No caso de algo parecido ocorrer no Brasil, o consenso dos especialistas é de que a postura das forças policiais e do Exército é o fator mais definidor. "Me parece correto afirmar que, de forma geral, as forças policiais brasileiras tem muita proximidade com alguns dos ideais do bolsonarismo. Dito isso, a gente imagina que, se houver uma ruptura, é claro que essas instituições vão ser chamadas à prova", diz Mohallem.
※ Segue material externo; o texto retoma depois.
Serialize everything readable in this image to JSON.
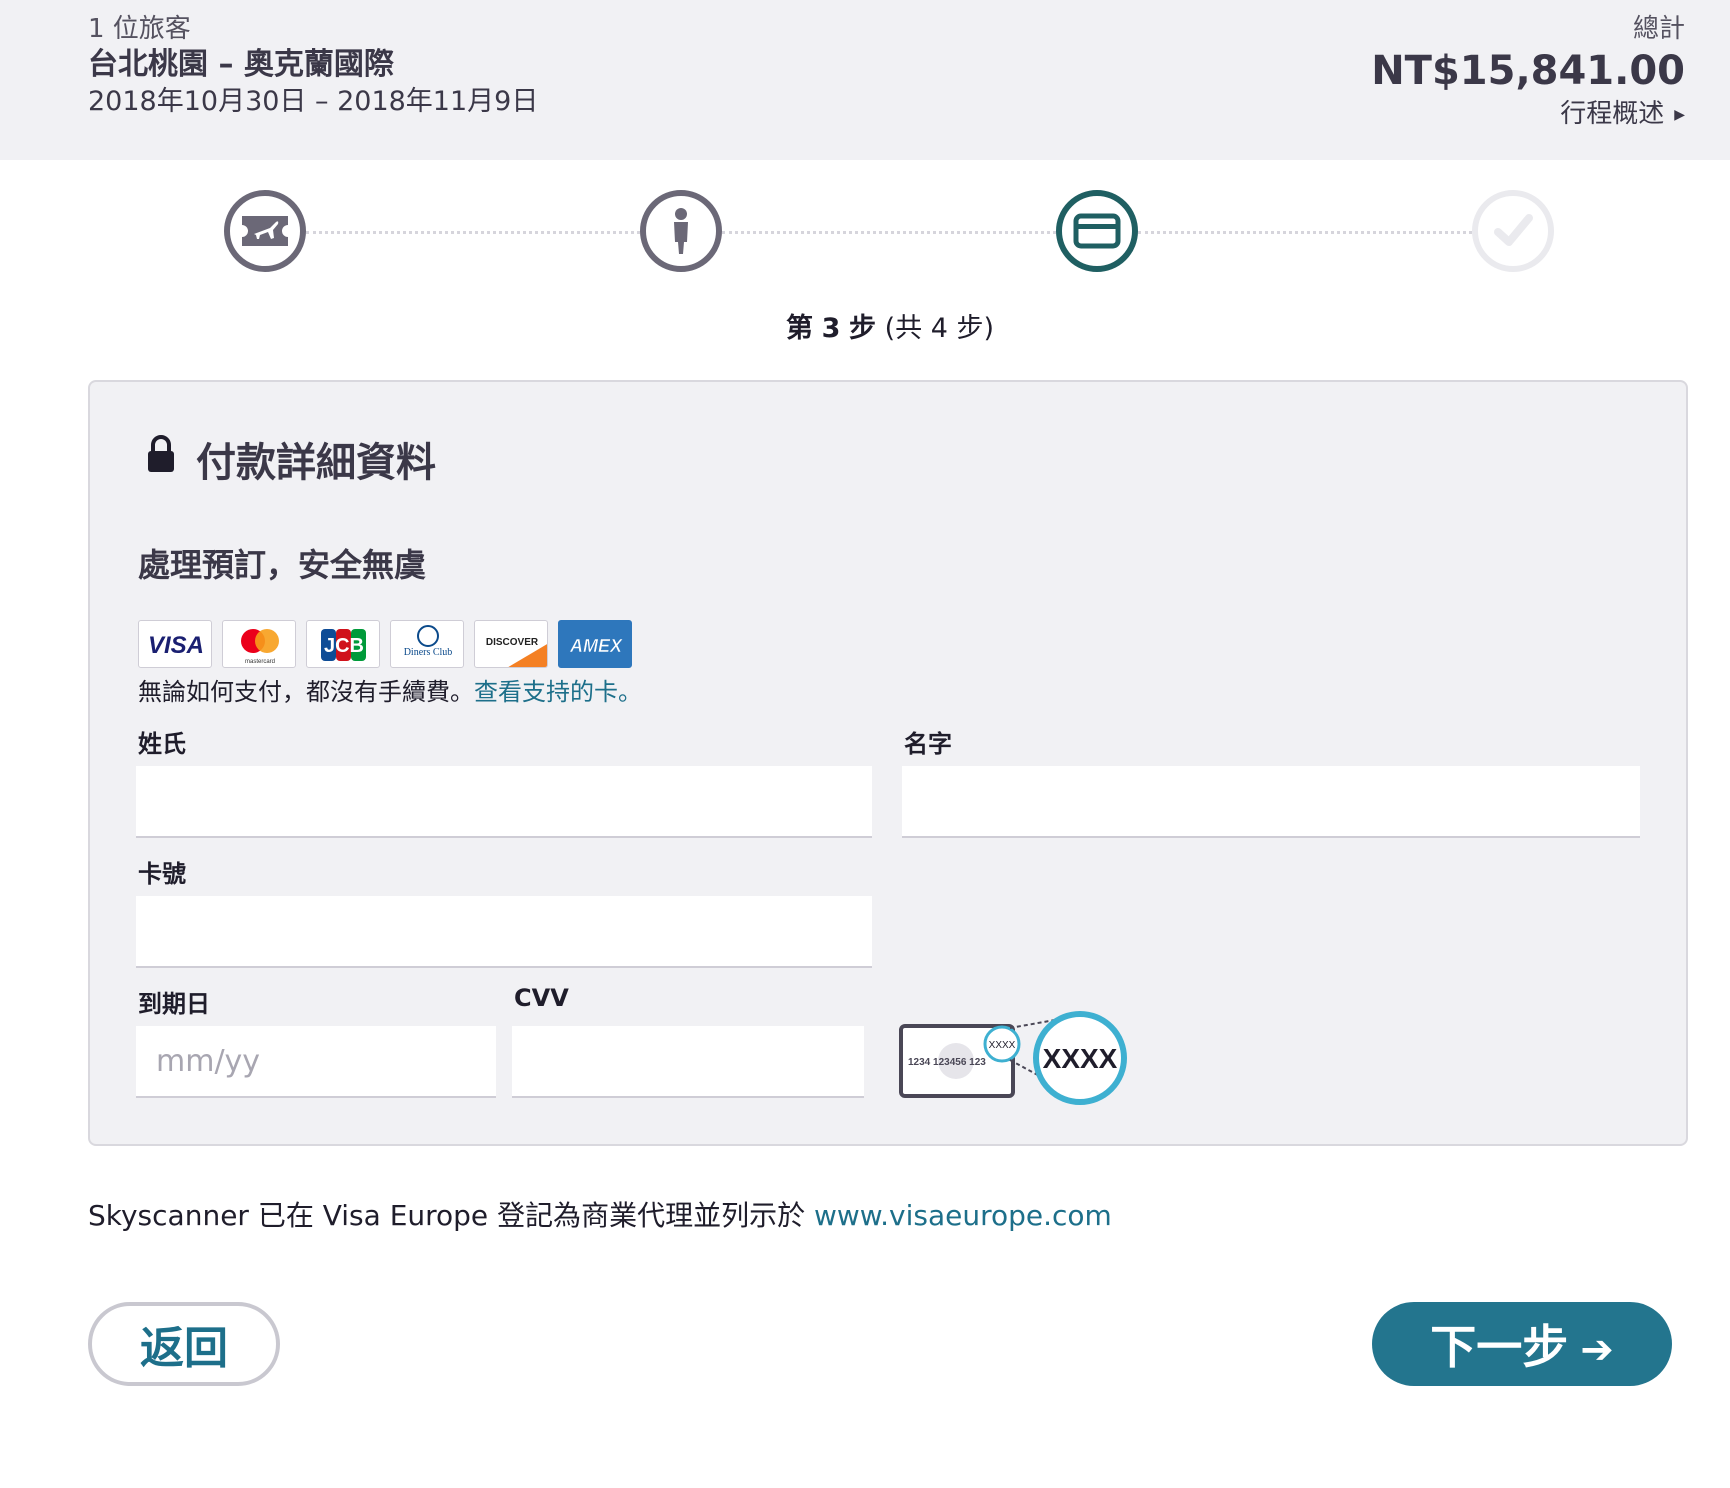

"Bolsonaro foi a mais formaturas de novos policiais do que se encontrou com prefeitos, por exemplo", lembra Geraldo Tadeu. "No Brasil, o que vai fazer a diferença numa possível tentativa de golpe vai ser o papel das Forças Armadas, e sobretudo da alta hierarquia - porque a baixa oficialidade é bastante simpática às ideias de Bolsonaro", afirma.
Publicidade
"Isso é um teste para o Brasil", concorda João Feres. "Acho que as forças políticas brasileiras tinham que se conscientizar bastante disso. E não digo só a esquerda: o centro, a centro-direita e a própria direita brasileira - aqueles que não são antidemocráticos - deveriam fazer um pacto pela democracia e pelas instituições democráticas, para não permitir que algo assim se crie aqui no Brasil - para além do que já foi criado", conclui.